We Started with this:
Me: (Addressing husband working on laptop.) You don’t seem at all concerned about what’s going on. What about when it gets worse later?
Husband: I have a plan.
Me: You do? You have an emergency preparedness plan. What is it?
Me: It’s being married to me isn’t it? That’s your big plan marry the planner?

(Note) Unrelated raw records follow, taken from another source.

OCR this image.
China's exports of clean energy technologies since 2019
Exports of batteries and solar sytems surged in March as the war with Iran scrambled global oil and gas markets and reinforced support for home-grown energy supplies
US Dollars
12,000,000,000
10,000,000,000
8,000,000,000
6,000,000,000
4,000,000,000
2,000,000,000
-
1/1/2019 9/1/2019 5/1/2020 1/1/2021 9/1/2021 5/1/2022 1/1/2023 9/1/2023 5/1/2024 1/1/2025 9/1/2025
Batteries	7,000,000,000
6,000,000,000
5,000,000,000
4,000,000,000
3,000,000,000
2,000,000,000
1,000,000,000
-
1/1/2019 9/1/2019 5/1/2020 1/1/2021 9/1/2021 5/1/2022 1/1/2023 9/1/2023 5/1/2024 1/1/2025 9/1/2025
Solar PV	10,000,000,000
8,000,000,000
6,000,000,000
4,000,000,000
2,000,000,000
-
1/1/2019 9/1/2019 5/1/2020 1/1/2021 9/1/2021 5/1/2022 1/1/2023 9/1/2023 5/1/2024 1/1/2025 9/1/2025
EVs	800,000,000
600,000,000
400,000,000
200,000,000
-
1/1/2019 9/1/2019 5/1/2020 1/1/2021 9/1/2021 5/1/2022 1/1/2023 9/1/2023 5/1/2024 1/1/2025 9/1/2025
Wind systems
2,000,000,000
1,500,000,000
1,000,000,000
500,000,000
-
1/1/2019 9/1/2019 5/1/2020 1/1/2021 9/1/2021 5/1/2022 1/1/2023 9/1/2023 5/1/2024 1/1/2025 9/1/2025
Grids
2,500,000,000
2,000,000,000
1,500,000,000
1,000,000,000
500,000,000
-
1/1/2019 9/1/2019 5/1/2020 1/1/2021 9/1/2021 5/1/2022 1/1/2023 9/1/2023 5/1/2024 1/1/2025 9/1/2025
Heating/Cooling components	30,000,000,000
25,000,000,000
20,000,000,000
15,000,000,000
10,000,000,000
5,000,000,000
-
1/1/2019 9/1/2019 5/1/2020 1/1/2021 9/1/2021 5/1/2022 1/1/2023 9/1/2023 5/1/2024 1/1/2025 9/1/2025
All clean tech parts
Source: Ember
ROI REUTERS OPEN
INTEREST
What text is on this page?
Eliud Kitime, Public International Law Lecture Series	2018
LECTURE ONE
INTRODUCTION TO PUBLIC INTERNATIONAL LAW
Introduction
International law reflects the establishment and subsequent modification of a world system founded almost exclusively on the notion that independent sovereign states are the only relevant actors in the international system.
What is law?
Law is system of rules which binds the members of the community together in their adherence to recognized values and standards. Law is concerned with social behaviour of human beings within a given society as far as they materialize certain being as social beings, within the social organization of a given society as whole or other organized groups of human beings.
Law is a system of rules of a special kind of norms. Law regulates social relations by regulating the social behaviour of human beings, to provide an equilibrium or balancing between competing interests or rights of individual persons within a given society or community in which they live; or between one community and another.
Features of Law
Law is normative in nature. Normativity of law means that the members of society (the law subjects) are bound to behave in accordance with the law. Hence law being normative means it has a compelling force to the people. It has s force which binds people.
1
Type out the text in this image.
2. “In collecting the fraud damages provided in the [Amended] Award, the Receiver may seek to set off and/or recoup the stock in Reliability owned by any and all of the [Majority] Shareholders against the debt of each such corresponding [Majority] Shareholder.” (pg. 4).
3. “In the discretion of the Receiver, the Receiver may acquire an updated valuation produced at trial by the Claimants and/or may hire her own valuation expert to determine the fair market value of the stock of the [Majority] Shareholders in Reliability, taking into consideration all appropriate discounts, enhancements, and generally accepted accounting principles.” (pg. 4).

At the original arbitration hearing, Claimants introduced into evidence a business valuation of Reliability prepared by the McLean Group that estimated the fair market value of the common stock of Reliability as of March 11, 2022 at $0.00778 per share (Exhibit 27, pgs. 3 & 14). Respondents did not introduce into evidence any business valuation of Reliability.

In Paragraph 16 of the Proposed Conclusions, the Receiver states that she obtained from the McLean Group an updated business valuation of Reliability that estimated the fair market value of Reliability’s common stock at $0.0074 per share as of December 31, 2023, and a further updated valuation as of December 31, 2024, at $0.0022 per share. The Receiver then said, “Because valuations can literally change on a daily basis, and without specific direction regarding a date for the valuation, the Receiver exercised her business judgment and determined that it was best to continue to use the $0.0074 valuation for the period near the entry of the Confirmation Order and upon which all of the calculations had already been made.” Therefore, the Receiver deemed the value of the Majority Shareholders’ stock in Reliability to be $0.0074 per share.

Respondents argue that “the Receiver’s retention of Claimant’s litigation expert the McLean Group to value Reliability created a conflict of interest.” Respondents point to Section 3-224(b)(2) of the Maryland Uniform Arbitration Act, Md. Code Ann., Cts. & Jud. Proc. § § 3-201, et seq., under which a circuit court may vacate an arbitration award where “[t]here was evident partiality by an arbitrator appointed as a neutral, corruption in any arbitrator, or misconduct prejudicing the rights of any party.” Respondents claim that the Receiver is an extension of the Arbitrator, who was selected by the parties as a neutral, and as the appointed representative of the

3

Kevin: some people just have to think long-range.
Me: Man, this is starting to look even more scary.
Husband: Yeah, we’re in this for a while.
Me: I’m afraid we don’t have enough wine.
Husband: What? We were in the fifteen case zone.
Me: Yeah, we aren’t in the fifteen case income bracket. I chose to spend our money to feed out children.
Husband: Well, then I guess you’ll have to live with the consequences.
Me: NYC schools are closed tomorrow guess that means you’re home again for another day.
Me: Maybe? They only shut schools when there is zero transportation which means the city is pretty much shut down but you think you’re job is so important you’ll have to brave the elements? What’re you, Super PR Guy to the rescue?
Long pause while he tries to think of reason why, yes, he is Super PR guy to the rescue.
Husband (Resigned): Yeah, I guess it’s PR, not ER.
Oh and of course…
Husband: I can’t son, I’m working (glaring at me) or at least trying to.
Me: What? No one is doing anything we’re just sitting in the same room as you are we that distracting?
Husband: This one just licked me.
Me: Oh, perhaps we should move.
As kids dance around couch where he tries to work…
Husband: Have you no control around here?
Me: Seriously? No. Especially not when you’re home. You’re just figuring this out?
And of course, the kids get in on the action too.
Me: I thought you guys were going to rent Madagascar 3.
Youngest: But it costs $4.99
Me: That’s ok you can do it today.
Youngest: Yes, I love hurricanes.
And in case you need more laughs-My favorite part of storms, Mayor Bloomberg speaks Spanish.